Domine non sum dignus
(DOH-mee-nay  nohn  soom  DEE-nyoos)

ut intres sub tectum meum
(oot  EEN-trays  soob  TEHK-toom  MAY-oom)

sed tantum dic verbo
(sehd  TAHN-toom  deek  VAIR-boh)

et sanabitur anima mea
(eht  sah-NAH-bee-toor  AH-nee-mah  MAY-ah)

Monday, January 11, 2010

Oldest Known Image of Mary

Devotion to the Mother of God has no shortage of artistic representation.
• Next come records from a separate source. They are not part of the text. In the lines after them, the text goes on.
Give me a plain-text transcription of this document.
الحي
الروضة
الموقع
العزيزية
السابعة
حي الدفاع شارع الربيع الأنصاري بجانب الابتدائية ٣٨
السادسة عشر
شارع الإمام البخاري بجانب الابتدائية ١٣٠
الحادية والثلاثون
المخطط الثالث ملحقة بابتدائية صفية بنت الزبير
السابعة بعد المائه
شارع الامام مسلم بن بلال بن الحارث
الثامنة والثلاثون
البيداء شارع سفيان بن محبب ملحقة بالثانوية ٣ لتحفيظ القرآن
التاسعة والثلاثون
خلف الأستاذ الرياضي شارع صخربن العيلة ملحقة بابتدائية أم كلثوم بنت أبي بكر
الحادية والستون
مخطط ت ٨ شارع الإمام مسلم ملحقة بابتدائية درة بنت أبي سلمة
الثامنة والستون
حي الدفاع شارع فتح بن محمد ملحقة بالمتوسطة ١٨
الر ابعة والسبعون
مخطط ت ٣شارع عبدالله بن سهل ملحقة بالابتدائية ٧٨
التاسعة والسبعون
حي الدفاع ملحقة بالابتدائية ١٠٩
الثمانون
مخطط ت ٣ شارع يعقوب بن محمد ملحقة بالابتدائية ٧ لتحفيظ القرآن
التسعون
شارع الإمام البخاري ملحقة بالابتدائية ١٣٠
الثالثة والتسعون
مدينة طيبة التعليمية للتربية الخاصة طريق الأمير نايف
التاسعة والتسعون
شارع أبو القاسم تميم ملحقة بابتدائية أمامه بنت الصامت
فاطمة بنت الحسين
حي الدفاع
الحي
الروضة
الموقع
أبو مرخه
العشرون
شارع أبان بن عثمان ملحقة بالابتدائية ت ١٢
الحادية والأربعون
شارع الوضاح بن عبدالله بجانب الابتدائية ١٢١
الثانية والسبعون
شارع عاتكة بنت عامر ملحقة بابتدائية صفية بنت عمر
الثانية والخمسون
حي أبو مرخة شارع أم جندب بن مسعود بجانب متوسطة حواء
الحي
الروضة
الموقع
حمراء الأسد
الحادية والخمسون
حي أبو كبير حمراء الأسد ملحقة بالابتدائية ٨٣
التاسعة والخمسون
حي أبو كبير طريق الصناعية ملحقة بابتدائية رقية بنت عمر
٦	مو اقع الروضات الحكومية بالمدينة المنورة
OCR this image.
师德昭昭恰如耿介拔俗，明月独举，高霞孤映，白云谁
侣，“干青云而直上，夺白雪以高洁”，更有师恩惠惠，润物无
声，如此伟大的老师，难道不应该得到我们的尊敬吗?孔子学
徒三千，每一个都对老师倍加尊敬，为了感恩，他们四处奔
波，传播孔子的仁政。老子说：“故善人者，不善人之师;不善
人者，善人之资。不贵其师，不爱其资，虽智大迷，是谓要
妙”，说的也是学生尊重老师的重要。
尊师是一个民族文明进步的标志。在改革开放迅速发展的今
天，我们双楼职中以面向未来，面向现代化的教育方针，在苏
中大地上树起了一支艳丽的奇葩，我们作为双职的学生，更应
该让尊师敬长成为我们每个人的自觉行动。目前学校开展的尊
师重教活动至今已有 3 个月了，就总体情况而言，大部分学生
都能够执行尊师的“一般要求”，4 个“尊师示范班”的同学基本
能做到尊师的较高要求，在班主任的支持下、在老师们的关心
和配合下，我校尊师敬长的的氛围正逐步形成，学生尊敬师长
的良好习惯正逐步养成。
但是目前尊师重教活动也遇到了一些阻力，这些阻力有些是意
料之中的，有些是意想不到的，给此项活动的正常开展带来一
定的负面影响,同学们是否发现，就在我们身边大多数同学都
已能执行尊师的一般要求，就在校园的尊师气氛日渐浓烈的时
Found in the Catacomb of Priscilla in Rome, dating from the late second century, is the oldest known image depicting the Blessed Virgin Mary. In the picture, she is nursing the Infant Jesus. The third figure in the image may be the prophet Balaam. Here he is pointing to a star which is outside of the frame. The star is a reference from Numbers 24:17
I shall see him, but not now: I shall behold him, but not near. A STAR SHALL RISE out of Jacob and a sceptre shall spring up from Israel: and shall strike the chiefs of Moab, and shall waste all the children of Seth.

Sunday, January 10, 2010

Guide to Latin Prayers: Lesson 04 - Ave Maria

Hail Mary

The most popular of all Marian prayers, the Ave Maria has two distinct parts: scriptural and intercessory. The first part's use in the Church's liturgy dates back as far as the fifth century. The second part we find traces back to about the fifteenth century, but with two different endings. In the writings of St. Bernardine of Sienna and the Carthusians, the prayer ends with  pray for us sinners. In the writings of the Servites, however, we find the prayer ending with pray for us now and at the hour of our death. Pope St. Pius V gave us the ending we use today when he promulgated the reformed Breviary in 1568.

Ave Maria
(AH-vay  Mah-REE-ah)

gratia plena
(GRAH-tsee-ah  PLAY-nah)

Dominus tecum
(DOH-mee-noos  TAY-koom)

benedicta tu in mulieribus
(beh-neh-DEEK-tah  too  een  moo-lee-AIR-ee-boos)

et benedictus fructus ventris tui Iesus
(eht  beh-neh-DEEK-toos  FROOK-toos  VEHN-trees  TOO-wee  YAY-soos)

Sancta Maria Mater Dei
(SAHNC-tah  mah-REE-ah  MAH-tair  DAY-ee)

ora pro nobis peccatoribus
(OHR-rah  proh  NOH-bees  pehk-ah-TOHR-ee-boos) 

nunc et in hora mortis nostrae
(noonk  eht  een  HOHR-ah  MOHR-tees  NOH-stray)

This concludes the fourth lesson. Practice often.